First, those who were healthy ministered to the sick.

 

Second, those who had a little more food than others boldly shared what they had with those who had less.

 

Third, they prayed.  They prayed, trusting that if God’s Spirit was still working among them, then they could expect the unexpected.  God would continue to work in their midst in ways that not even the most spiritually-centered among them could predict.

 

And God did just that, in the form of the Native American peoples who compassionately shared from their resources when they could have just as easily wiped them off the face of the earth.

 

I place great faith in our spiritual heritage just as I have great faith in our congregation and our God.   We are Pilgrims.  If we act like Pilgrims, we will make it well beyond winter into a glorious future.

 

I leave you with this reminder from Russian writer and journalist Vasily Grossman whose words capture the essence of how God’s Spirit was at work among the Pilgrims, the Native Americans, and the person sitting in the pew next to you this morning:

I have seen that it is not man who is impotent in the struggle against evil, but the power of evil that is impotent in the struggle against man. The powerlessness of kindness, of senseless kindness, is the secret of its immortality. It can never be conquered. The more stupid, the more senseless, the more helpless it may seem, the vaster it is. Evil is impotent before it. The prophets, religious teachers, reformers, social and political leaders are impotent before it.

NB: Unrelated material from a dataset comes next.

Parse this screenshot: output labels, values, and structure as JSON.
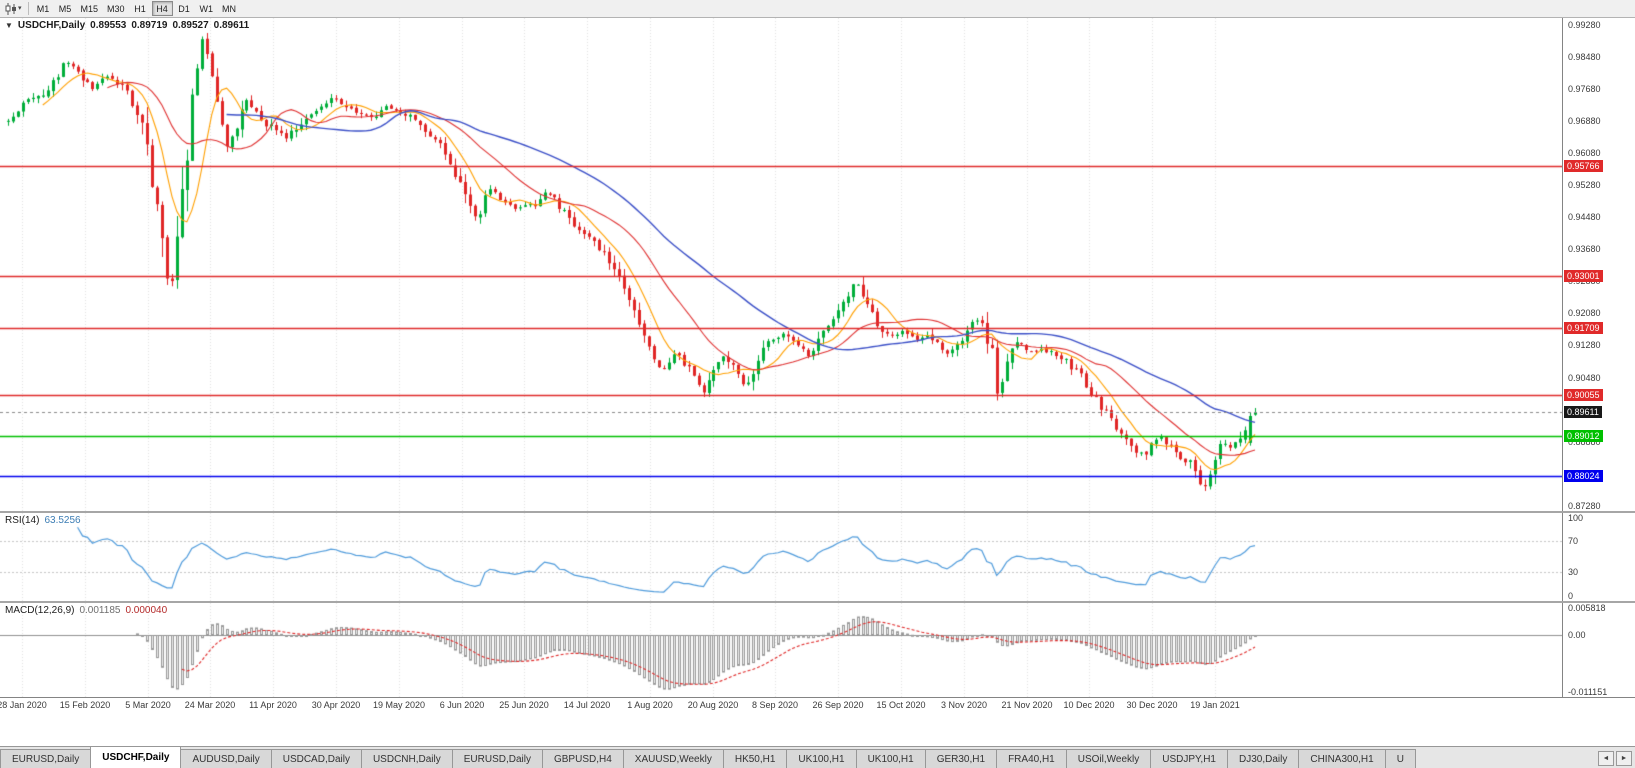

This dumb, blind love is man’s meaning.

Human history is not the battle of good struggling to overcome evil.  It is a battle fought by a great evil, struggling to crush a small kernel of human kindness.  But if what is human in human beings has not been destroyed, even now, even evil will never conquer.

 (From Life and Fate by Vasily Grossman, cited by Chris Hedges in his book, Empire of Illusion, p. 191.)